A small earthquake jolted Dalton — yes Dalton — around noon, according to officials at the Tellus Science Museum in Cartersville.
“The earthquake had a preliminary magnitude of 2.7 and was centered 1 mile west-southwest and occurred about 5 miles deep,” said Julian Gray, the museum’s curator and resident geologist. “These relatively small earthquakes are not that rare, but they are exciting when they do occur.” The area has periodic — about every five to 10 years — minor earthquakes such as the one that struck Dalton, Gray said.
In Dalton, no damage was reported, but the courthouse was evacuated for a short time.

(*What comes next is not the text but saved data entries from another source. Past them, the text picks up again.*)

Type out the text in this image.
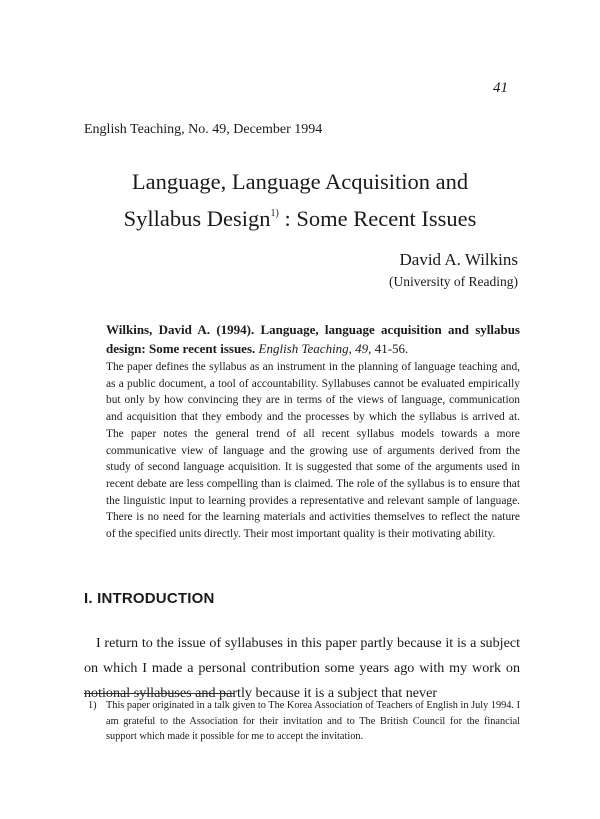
41
English Teaching, No. 49, December 1994
Language, Language Acquisition and
Syllabus Design$^{1)}$ : Some Recent Issues
David A. Wilkins
(University of Reading)
Wilkins, David A. (1994). Language, language acquisition and syllabus design: Some recent issues. English Teaching, 49, 41-56.

The paper defines the syllabus as an instrument in the planning of language teaching and, as a public document, a tool of accountability. Syllabuses cannot be evaluated empirically but only by how convincing they are in terms of the views of language, communication and acquisition that they embody and the processes by which the syllabus is arrived at. The paper notes the general trend of all recent syllabus models towards a more communicative view of language and the growing use of arguments derived from the study of second language acquisition. It is suggested that some of the arguments used in recent debate are less compelling than is claimed. The role of the syllabus is to ensure that the linguistic input to learning provides a representative and relevant sample of language. There is no need for the learning materials and activities themselves to reflect the nature of the specified units directly. Their most important quality is their motivating ability.

I. INTRODUCTION

I return to the issue of syllabuses in this paper partly because it is a subject on which I made a personal contribution some years ago with my work on notional syllabuses and partly because it is a subject that never

1) This paper originated in a talk given to The Korea Association of Teachers of English in July 1994. I am grateful to the Association for their invitation and to The British Council for the financial support which made it possible for me to accept the invitation.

Georgia Emergency Management Agency officials said authorities first thought the tremors might be mild aftershocks from an earthquake this morning in Dyersburg, Tenn. But seismic data found the event to be a separate and more powerful earthquake. The Dyersburg quake, a magnitude 2.5, occurred at about 6:35 a.m. about 5 miles north of Dyersburg and 76 miles northeast of Memphis.
Several people called the Tellus museum with reports that they felt the earthquake, Gray added.

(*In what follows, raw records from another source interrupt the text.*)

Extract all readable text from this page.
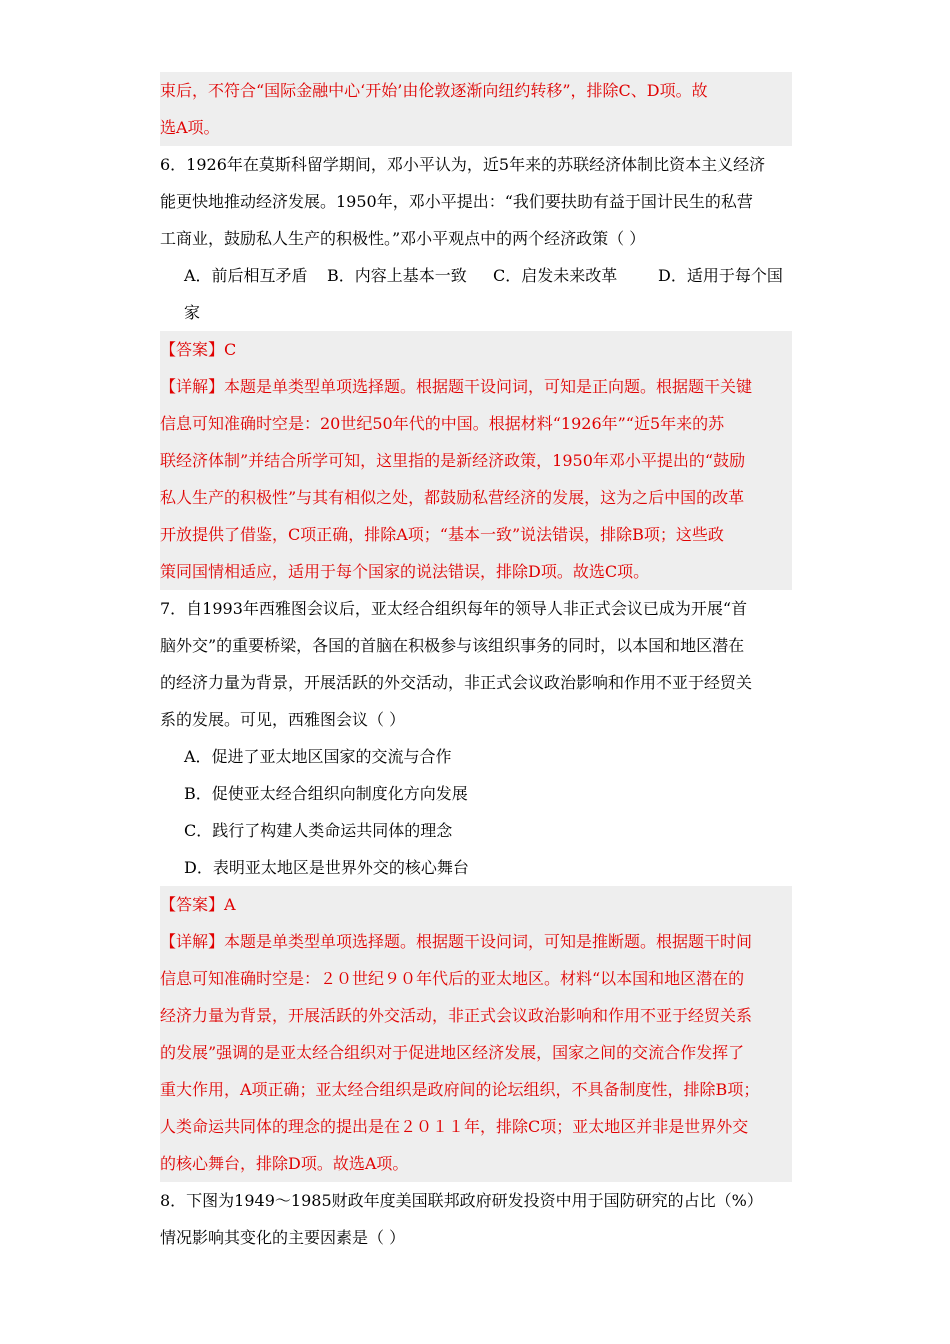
束后，不符合“国际金融中心‘开始’由伦敦逐渐向纽约转移”，排除C、D项。故
选A项。
6．1926年在莫斯科留学期间，邓小平认为，近5年来的苏联经济体制比资本主义经济
能更快地推动经济发展。1950年，邓小平提出：“我们要扶助有益于国计民生的私营
工商业，鼓励私人生产的积极性。”邓小平观点中的两个经济政策（ ）
A．前后相互矛盾	B．内容上基本一致	C．启发未来改革	D．适用于每个国
家
【答案】C
【详解】本题是单类型单项选择题。根据题干设问词，可知是正向题。根据题干关键
信息可知准确时空是：20世纪50年代的中国。根据材料“1926年”“近5年来的苏
联经济体制”并结合所学可知，这里指的是新经济政策，1950年邓小平提出的“鼓励
私人生产的积极性”与其有相似之处，都鼓励私营经济的发展，这为之后中国的改革
开放提供了借鉴，C项正确，排除A项；“基本一致”说法错误，排除B项；这些政
策同国情相适应，适用于每个国家的说法错误，排除D项。故选C项。
7．自1993年西雅图会议后，亚太经合组织每年的领导人非正式会议已成为开展“首
脑外交”的重要桥梁，各国的首脑在积极参与该组织事务的同时，以本国和地区潜在
的经济力量为背景，开展活跃的外交活动，非正式会议政治影响和作用不亚于经贸关
系的发展。可见，西雅图会议（ ）
A．促进了亚太地区国家的交流与合作
B．促使亚太经合组织向制度化方向发展
C．践行了构建人类命运共同体的理念
D．表明亚太地区是世界外交的核心舞台
【答案】A
【详解】本题是单类型单项选择题。根据题干设问词，可知是推断题。根据题干时间
信息可知准确时空是：２０世纪９０年代后的亚太地区。材料“以本国和地区潜在的
经济力量为背景，开展活跃的外交活动，非正式会议政治影响和作用不亚于经贸关系
的发展”强调的是亚太经合组织对于促进地区经济发展，国家之间的交流合作发挥了
重大作用，A项正确；亚太经合组织是政府间的论坛组织，不具备制度性，排除B项；
人类命运共同体的理念的提出是在２０１１年，排除C项；亚太地区并非是世界外交
的核心舞台，排除D项。故选A项。
8．下图为1949～1985财政年度美国联邦政府研发投资中用于国防研究的占比（%）
情况影响其变化的主要因素是（ ）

James Kelley, of h2b creative, was in a meeting in downtown Dalton on Hamilton Street when people heard two loud booms, his building began to shake and windows rattled, he said. “Our immediate thought was that someone had run into our building. Some of us went outside to find the sidewalks full of others wondering what had just happened,” Kelley said in an email. “Being in the downtown area, our thoughts shifted to a possible explosions, but there were no sirens. After a few minutes, we agreed, it must have been an earthquake.” He later tweeted about it.